Hüseyin YILMAZ

Hüseyin YILMAZ

Hedef kim? Kadir Mısıroğlu mu, Erdoğan mı?

Önümde netameli bir mevzu. Tehlikeli bir uçurum, düşeni boğup götüren hırçın bir girdab, etrafındaki herşeyi yakan büyük bir yangın gibi. Sırtımı dönüp gitsem, rahatım bozulmayacak: Düşmeyeceğim, boğulmayacağım, yanmayacağım…

Nitekim akıllı geçinenlerin tamamı sırtını dönüp uzaklaştı, sadece üç beş deli kaldık meraklı, tedirgin ve mütereddid. Ne yapsak acaba?..

Linç edilmek istenen, yaşlı bir tarihçi. Evet üslûbu “Kör kadı!” cinsinden, esnekliği yok, kime ne zaman ne diyeceğini kestirmek güç. Ama en azından inandıklarını söyleyecek kadar samimi, kendisini de yakacak yangınlara hesapsız kitabsız dalacak kadar levend, herkesin sindiği, “Bana dokunmayan yılan bin yaşasın!” dediği yerde yılanların dehlizine dalan bir kahraman, yahut deli!

Kadir Beyden bahsediyorum, Mısıroğlu’ndan. Üstad Bediüzzaman’a yaptığı üslûbsuz, haksız ve iftiraya varan tenkidlerinden dolayı bu zeminde ağır cevablar vermeye mecbur kaldığım Kadir Mısıroğlu’ndan.
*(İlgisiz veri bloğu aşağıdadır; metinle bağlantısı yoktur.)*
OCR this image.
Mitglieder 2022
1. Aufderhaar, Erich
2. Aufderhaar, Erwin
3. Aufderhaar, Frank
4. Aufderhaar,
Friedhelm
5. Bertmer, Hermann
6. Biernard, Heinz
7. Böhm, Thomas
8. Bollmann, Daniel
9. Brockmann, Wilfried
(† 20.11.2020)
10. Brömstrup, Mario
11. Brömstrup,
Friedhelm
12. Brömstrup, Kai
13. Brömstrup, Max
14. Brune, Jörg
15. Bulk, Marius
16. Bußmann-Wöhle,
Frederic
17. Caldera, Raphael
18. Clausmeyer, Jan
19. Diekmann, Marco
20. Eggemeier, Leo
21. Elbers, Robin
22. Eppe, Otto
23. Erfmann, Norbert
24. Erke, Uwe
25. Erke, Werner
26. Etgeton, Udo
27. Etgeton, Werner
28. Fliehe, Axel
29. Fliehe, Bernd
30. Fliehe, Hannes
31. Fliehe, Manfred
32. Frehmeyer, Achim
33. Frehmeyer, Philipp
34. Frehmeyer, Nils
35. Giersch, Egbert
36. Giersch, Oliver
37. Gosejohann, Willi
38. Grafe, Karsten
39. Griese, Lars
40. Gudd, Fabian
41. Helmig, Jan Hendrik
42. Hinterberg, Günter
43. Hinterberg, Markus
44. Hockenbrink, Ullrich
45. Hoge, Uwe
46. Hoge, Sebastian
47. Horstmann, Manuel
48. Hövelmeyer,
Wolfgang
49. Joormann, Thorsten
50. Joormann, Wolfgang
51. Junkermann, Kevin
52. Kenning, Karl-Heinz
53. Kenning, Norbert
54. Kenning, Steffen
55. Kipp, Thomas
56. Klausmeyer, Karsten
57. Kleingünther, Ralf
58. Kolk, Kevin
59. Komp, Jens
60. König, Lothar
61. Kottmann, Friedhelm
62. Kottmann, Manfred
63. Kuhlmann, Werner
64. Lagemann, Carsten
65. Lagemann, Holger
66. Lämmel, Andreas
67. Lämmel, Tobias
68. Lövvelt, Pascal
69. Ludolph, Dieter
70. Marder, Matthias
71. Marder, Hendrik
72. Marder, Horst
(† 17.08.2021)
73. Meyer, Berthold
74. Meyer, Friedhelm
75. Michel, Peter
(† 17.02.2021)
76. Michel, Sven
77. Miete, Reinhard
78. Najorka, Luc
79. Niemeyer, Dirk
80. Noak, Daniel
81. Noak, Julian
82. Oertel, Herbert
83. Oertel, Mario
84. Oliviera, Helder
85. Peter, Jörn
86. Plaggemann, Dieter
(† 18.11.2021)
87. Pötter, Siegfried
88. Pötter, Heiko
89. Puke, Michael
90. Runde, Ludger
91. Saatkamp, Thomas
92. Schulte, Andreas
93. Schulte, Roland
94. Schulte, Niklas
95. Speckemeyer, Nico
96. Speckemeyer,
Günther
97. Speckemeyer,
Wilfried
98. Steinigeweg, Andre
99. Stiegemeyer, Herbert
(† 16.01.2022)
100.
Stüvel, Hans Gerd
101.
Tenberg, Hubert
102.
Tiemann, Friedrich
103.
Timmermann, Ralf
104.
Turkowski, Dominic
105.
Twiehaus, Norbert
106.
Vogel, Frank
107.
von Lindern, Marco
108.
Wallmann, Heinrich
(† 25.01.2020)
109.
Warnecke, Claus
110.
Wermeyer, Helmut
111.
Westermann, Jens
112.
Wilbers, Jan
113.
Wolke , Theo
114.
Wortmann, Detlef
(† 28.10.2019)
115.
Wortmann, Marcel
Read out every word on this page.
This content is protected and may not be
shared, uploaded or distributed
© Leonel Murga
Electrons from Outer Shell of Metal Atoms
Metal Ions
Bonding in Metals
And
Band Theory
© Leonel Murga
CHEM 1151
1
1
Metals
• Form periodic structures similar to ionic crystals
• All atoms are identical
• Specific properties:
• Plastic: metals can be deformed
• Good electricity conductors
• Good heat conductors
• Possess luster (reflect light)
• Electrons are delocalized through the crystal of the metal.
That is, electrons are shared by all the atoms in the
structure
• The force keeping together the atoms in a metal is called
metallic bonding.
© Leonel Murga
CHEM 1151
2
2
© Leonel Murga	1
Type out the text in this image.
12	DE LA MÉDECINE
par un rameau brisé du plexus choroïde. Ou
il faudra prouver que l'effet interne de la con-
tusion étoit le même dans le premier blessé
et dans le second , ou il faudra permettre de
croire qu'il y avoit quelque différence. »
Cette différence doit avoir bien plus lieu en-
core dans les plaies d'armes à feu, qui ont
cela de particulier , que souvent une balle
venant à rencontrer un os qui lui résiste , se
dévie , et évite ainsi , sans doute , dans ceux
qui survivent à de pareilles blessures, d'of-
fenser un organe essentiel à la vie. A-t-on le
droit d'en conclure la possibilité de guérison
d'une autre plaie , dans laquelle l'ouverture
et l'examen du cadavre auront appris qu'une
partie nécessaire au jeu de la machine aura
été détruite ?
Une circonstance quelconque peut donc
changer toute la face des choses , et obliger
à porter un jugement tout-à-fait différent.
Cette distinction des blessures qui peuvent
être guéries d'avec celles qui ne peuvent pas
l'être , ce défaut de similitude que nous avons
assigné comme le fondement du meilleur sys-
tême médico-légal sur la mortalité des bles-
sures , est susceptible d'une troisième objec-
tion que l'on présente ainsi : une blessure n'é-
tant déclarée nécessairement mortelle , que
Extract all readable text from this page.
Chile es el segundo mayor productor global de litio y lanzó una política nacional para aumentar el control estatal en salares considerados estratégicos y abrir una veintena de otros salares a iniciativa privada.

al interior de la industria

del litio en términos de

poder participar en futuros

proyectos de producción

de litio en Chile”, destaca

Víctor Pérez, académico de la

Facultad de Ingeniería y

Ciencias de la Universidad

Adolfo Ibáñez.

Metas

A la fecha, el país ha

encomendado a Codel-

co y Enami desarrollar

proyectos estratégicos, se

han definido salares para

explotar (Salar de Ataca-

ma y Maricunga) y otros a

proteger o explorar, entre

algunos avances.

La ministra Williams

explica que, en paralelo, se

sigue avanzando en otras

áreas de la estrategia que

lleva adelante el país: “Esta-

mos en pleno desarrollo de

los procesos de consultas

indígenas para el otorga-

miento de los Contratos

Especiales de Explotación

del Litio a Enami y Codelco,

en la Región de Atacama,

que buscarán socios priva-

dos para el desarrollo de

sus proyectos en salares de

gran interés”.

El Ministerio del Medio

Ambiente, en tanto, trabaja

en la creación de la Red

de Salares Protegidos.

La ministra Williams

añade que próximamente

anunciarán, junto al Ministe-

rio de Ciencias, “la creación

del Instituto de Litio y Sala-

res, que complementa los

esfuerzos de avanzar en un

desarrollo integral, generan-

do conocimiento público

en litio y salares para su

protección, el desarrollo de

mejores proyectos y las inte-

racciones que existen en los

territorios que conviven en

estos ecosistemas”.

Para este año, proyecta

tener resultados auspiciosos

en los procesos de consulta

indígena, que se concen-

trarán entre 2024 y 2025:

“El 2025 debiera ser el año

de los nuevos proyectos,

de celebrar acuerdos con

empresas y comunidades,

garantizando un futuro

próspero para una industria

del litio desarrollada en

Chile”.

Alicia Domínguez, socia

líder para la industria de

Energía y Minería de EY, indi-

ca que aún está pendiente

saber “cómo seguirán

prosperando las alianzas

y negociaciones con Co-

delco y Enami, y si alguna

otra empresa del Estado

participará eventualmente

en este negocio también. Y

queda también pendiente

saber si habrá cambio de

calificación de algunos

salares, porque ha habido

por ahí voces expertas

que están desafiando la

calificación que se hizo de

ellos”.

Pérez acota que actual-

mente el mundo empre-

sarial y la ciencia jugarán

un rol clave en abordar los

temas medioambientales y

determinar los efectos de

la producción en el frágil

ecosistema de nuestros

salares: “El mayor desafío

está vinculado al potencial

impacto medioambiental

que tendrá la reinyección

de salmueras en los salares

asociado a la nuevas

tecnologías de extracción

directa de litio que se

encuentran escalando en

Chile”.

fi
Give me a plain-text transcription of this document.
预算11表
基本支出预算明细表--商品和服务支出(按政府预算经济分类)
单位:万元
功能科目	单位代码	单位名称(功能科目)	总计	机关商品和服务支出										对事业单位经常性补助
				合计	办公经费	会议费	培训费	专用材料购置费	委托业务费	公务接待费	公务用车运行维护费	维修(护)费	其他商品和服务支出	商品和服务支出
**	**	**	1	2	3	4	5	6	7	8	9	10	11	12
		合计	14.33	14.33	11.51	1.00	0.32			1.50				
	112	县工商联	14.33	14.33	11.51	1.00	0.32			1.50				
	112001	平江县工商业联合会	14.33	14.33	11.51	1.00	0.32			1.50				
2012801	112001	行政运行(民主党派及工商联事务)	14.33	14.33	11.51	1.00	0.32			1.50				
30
Bir çok meselede farklı düşünürüz. Üslubuna itirazlarım var. Çoğu zaman müdellel olma ihtiyacı duymamasına fitil olurum. Falan filan. Ama Kadir Bey bir devrin yüz aklarından cesur bir insandır. Bedelini ağır ödediği, boyun bükmez bir kahraman. Bütün kusuru, Bediüzzaman’ın Kamal Atatürk hakkında ilmî olarak, nezih bir üslûb ile ortaya koyduğu hakikatleri, külhanbeyi tavrı ile fütursuzca, yüksek sesle, her yerde ve her zaman haykırmış olması.

Diyorlar ki, Kadir Mısıroğlu, “Keşke Yunan galib gelseydi!” demiş. Yalan değil, demiş, demeye de devam ediyor. Ama bu dört kelimeyi bayraklaştıran ve sonrasında susan bir papağan değil ki Kadir Bey. Maksadını, muradını tereddüdsüz izah ediyor. Ama sığ ve ahlâksız Kemalistler sonrasının hâfızı değiller şüphesiz, tek kelime ile niçin böyle söylediğine temas etmiyorlar. İsteyen Kadir Bey’in izahlarına bakabilir, özeti şu:

Bir milletin iki vatanı vardır, biri maddî, diğeri mânevî. Birincisi üzerinde yaşadığı, karnını doyurduğu topraklardır. Düşman işgaline uğrayan çok ülke var ki, işgal altında iken ilerlemiş, bilenmiş ve hürriyetini daha parlak bir şekilde kazanmıştır. Kaybedilen maddî vatanı kazanmanın her zaman bir imkânı vardır.

Mânevî vatan ise; milletin inançları, tarihi, ahlâkî değerleri, örf ve an’anesi ile bütün bir irfânıdır. Mânevî vatanı işgâl edilen milletlerin millet olarak kalması ve yeni baştan hürriyetlerini kazanması birincisine göre daha zor, daha imkânsızdır. Cumhuriyet Ankara’sının yaptığı, Batılılar hesabına bir zihin işgâlidir.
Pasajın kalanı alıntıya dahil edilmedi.